If UCE shows up in your inbox or ham gets filtered to Junk, you can use a keyboard shortcut or other trigger to inform SpamSieve that it guessed wrong. Integrated mail apps lets you manually change the analysis of a message.
#Airmail spamsieve code
This lets it performs its analysis, scoring, and tagging in such a way that the mail app can filter messages or run rules against them-and even have the app color code them by likelihood of spamminess. You can integrate SpamSieve with nearly all major mail apps, including Apple’s Mail, Outlook, AirMail, Gyazmail, MailMate, and others. You barely need to touch the app after setup.Ī few preferences let you control aspects of tagging behavior. It’s like training a drug-sniffing dog, only much more rapidly and with no treats required. A tip: save spam you’ve manually identified for a bit so that you can prime the SpamSieve pump with about 350 bad messages alongside 650 good ones you’ve filed.

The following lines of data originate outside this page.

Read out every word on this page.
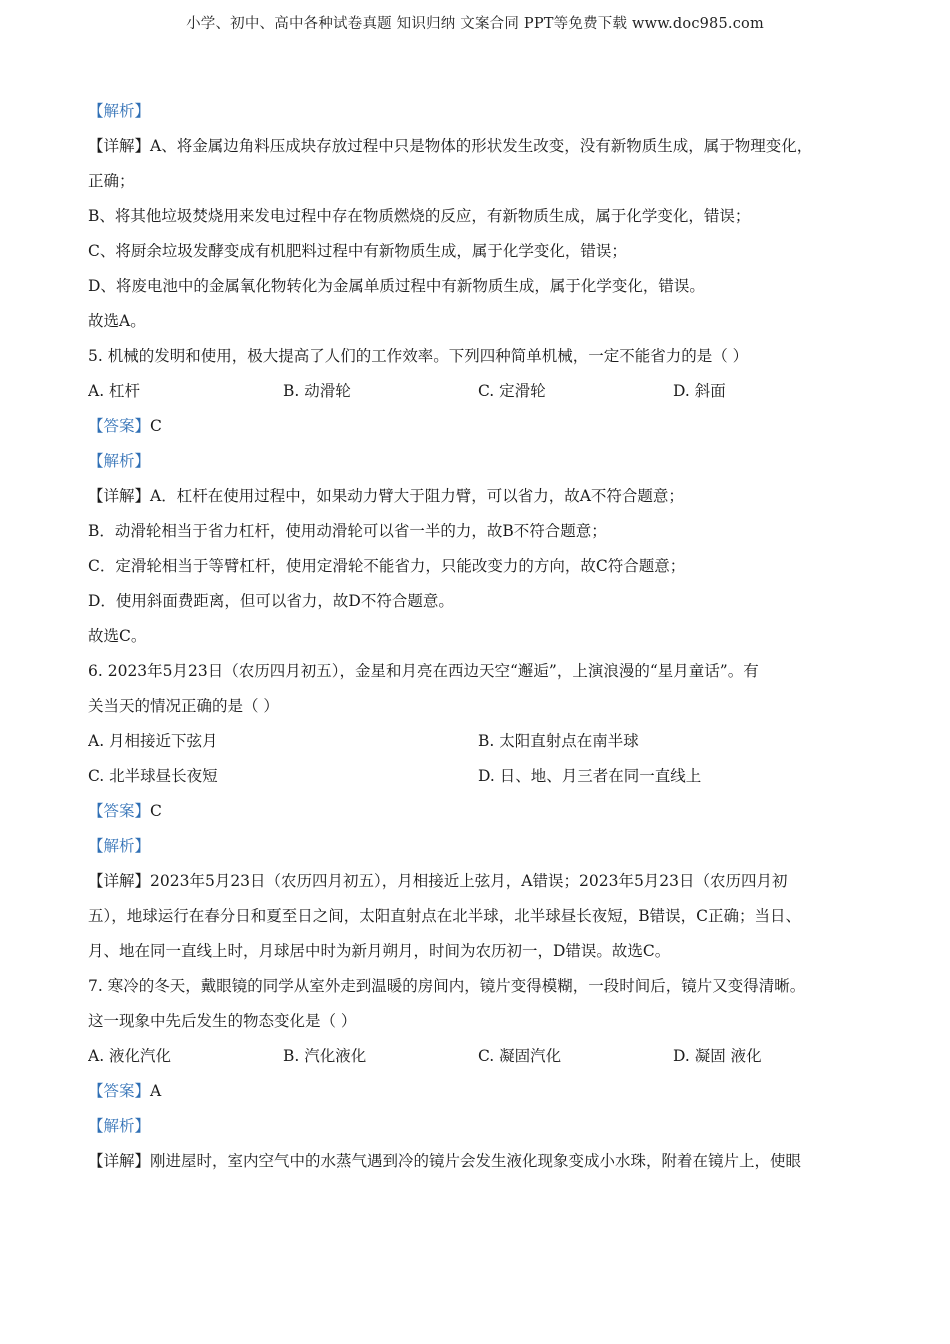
小学、初中、高中各种试卷真题 知识归纳 文案合同 PPT等免费下载 www.doc985.com
【解析】
【详解】A、将金属边角料压成块存放过程中只是物体的形状发生改变，没有新物质生成，属于物理变化，
正确；
B、将其他垃圾焚烧用来发电过程中存在物质燃烧的反应，有新物质生成，属于化学变化，错误；
C、将厨余垃圾发酵变成有机肥料过程中有新物质生成，属于化学变化，错误；
D、将废电池中的金属氧化物转化为金属单质过程中有新物质生成，属于化学变化，错误。
故选A。
5. 机械的发明和使用，极大提高了人们的工作效率。下列四种简单机械，一定不能省力的是（ ）
A. 杠杆	B. 动滑轮	C. 定滑轮	D. 斜面
【答案】C
【解析】
【详解】A．杠杆在使用过程中，如果动力臂大于阻力臂，可以省力，故A不符合题意；
B．动滑轮相当于省力杠杆，使用动滑轮可以省一半的力，故B不符合题意；
C．定滑轮相当于等臂杠杆，使用定滑轮不能省力，只能改变力的方向，故C符合题意；
D．使用斜面费距离，但可以省力，故D不符合题意。
故选C。
6. 2023年5月23日（农历四月初五），金星和月亮在西边天空“邂逅”，上演浪漫的“星月童话”。有
关当天的情况正确的是（ ）
A. 月相接近下弦月	B. 太阳直射点在南半球
C. 北半球昼长夜短	D. 日、地、月三者在同一直线上
【答案】C
【解析】
【详解】2023年5月23日（农历四月初五），月相接近上弦月，A错误；2023年5月23日（农历四月初
五），地球运行在春分日和夏至日之间，太阳直射点在北半球，北半球昼长夜短，B错误，C正确；当日、
月、地在同一直线上时，月球居中时为新月朔月，时间为农历初一，D错误。故选C。
7. 寒冷的冬天，戴眼镜的同学从室外走到温暖的房间内，镜片变得模糊，一段时间后，镜片又变得清晰。
这一现象中先后发生的物态变化是（ ）
A. 液化汽化	B. 汽化液化	C. 凝固汽化	D. 凝固 液化
【答案】A
【解析】
【详解】刚进屋时，室内空气中的水蒸气遇到冷的镜片会发生液化现象变成小水珠，附着在镜片上，使眼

#Airmail spamsieve software
SpamSieve is a largely set-it-up-and-forget-it utility after some initial training, about which C-Command Software offers detailed guidance. And SpamSieve includes other filtering options, like an option to block all HTML encoded to be unreadable to the human eye until viewed in a browser. Spammers years ago developed techniques to partially defeat Bayesian analysis-in case you wondered why some spam has extracts of random passages of text at the bottom-but there’s only so far a message can go in defeating probability before it’s unreadable by a recipient. After training my filters for years, SpamSieve is often 100 percent certain a message is desirable or that it’s unwanted, and it’s correct nearly all of the time. As you train SpamSieve’s filter, it increasingly identifies messages as good or bad more accurately. SpamSieve scores every word and some aspects of embedded images by how frequently they appear in messages marked as spam or ham. (It’s used broadly across many disciplines-not just email quality detection.) The app uses Bayesian inference, which is the mathematical equivalent of an educated guess based on which words or phrases appear more frequently in mail you want and mail you don’t. It arrived after a certain kind of frequency analysis became a popular way for server software to distinguish spam (unwanted email) and ham (the good stuff) with some reliability.


#Airmail spamsieve mac os x
Its advent was near the beginning of the Mac OS X transition. SpamSieve is nearly two decades old, arriving on the Mac not too far after spam first became insufferable. I last reset the statistics in 2007, and SpamSieve has helped with nearly 600,000 messages since then.